Markus Gabriel (Ontologia) – Formas de Conhecimento

Ontology is the systematic investigation into the meaning of ‘existence’ and related matters. Epistemology is the systematic investigation into the meaning of ‘knowledge’ and related matters, such as assertion, thought, belief, justification, reference, rationality and many other concepts. So far I have defended a new realist ontology that is in line with the recent return to speculative thought in that it assumes that there has to be unproblematic access to the meaning of ‘existence’ that is not distorted by our very attempt to make it explicit and defend it coherently against objections. This means that I have claimed knowledge; in particular, I have claimed to know various things, such as that the world does not exist, that there is a plurality of fields of sense, that to exist is to appear in a field of sense, and so on. The recent return to speculative thought so far has not focused on what it means to claim speculative knowledge in philosophy. In this and the following chapter I will give an account of knowledge that corresponds to ontological pluralism. I shall defend epistemological pluralism, by which I mean the view that there are different forms of knowledge, such as sociological knowledge, mathematical knowledge, sensory and epistemological knowledge. These forms of knowledge differ not just by being about different kinds of objects or different fields of sense, for that matter. They are individuated by more specific conditions, such as the condition that we cannot know anything by hearing it without using the sense or combination of senses needed for hearing that something is the case. This condition does not hold for the knowledge just articulated, as it does not claim to know by hearing it that we can only know something by hearing it under specific conditions. Across the cases I am interested in, ‘knowledge’ refers to propositional or factual knowledge, that is, to knowledge that something is true about something. I will [319] not discuss the question whether there are non-, pre-, or sub-propositional forms of knowledge, such as practical know-how, or knowledge by acquaintance. Accepting a version of this would be a different form of pluralism about forms of knowledge — one I am not discussing here.

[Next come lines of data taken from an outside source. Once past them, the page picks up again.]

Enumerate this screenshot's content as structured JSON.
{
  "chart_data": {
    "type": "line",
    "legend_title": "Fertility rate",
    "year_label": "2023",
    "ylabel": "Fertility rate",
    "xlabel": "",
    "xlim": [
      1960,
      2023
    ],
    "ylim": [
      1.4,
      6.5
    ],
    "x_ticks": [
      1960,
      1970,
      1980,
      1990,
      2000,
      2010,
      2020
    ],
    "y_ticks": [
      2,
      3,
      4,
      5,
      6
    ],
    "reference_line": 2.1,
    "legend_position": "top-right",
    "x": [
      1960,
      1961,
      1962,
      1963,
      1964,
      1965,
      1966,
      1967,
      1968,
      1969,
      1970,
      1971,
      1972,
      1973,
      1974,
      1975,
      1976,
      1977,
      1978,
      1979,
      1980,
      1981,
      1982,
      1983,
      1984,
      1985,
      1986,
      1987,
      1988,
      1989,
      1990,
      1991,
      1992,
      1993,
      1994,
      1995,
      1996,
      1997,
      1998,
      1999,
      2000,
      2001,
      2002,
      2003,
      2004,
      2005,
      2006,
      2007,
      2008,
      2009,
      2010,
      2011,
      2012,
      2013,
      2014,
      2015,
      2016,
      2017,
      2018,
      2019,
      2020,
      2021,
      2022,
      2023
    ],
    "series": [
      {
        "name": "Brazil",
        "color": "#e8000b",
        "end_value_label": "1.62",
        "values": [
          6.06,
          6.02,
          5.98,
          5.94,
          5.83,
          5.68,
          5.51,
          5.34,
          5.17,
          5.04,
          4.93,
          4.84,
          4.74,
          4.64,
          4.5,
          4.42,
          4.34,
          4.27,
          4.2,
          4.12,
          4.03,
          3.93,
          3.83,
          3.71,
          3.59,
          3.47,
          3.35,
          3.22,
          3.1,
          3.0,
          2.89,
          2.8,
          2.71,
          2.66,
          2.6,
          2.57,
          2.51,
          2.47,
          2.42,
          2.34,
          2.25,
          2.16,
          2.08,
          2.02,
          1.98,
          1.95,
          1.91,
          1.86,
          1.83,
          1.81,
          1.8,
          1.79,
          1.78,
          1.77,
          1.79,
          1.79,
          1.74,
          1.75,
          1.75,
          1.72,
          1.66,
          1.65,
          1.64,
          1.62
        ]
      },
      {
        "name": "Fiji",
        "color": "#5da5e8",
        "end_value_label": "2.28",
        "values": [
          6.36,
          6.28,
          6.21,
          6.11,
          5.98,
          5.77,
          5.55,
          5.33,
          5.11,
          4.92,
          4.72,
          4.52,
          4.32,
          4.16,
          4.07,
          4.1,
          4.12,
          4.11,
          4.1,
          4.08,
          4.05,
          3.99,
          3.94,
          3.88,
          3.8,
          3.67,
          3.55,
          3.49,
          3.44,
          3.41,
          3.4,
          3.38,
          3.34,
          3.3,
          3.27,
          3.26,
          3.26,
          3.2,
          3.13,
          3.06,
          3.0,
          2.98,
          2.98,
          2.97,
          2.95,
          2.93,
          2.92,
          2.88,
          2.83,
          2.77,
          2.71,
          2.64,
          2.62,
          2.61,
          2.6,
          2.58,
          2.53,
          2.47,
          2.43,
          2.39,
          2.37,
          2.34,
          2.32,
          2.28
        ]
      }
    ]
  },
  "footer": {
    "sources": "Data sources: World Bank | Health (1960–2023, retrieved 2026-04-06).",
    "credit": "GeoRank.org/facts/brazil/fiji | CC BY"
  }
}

In epistemology we claim knowledge about knowledge. This has lead many epistemologists to assume that there has to be unified treatment of all instances of ‘knowledge’ and relevant cognates at least with respect to propositional factual knowledge.1 In this context, phrases such as ‘our knowledge of the world’, or just ‘knowledge of the world’, are widespread and are used to characterise knowledge as such, knowledge in general. The background picture is one in which there is the world in the sense of the totality of facts to which we try to refer in such a way that we can successfully claim knowledge in general, ranging from knowledge about penguins to knowledge about up-quarks or knowledge about ancient Chinese warfare. However, Stanley Cavell, Michael Williams and to some extent Bernard Williams have rightly pointed out that the idea of knowledge as such might be overgeneralised. Cavell and Michael Williams, in particular, have begun to question the idea that epistemology is about the relation between the world as such and knowledge as such. However, despite the correct observation that we should not look ‘at the world as though it were another object’, Cavell continues referring to ‘reality’ or ‘the world’, only adding that we have to assume ‘a relation to reality which is not that of knowing’. He calls this the ‘truth of skepticism’ and reads Heidegger and Wittgenstein as having responded to this truth by undermining the idea of a general relationship between knowledge and the world. I take it that Michael Williams’ assault against ‘epistemological realism’ has a similar upshot: if ‘knowledge’ is not itself a unified natural kind about which we can come to know certain facts in epistemology, we might have space for manoeuvres that undermine scepticism in the schematic general form of the claim that we cannot know anything about the world precisely because the conditions of said knowledge somehow cannot be satisfied for whatever reasons the sceptic might have on offer.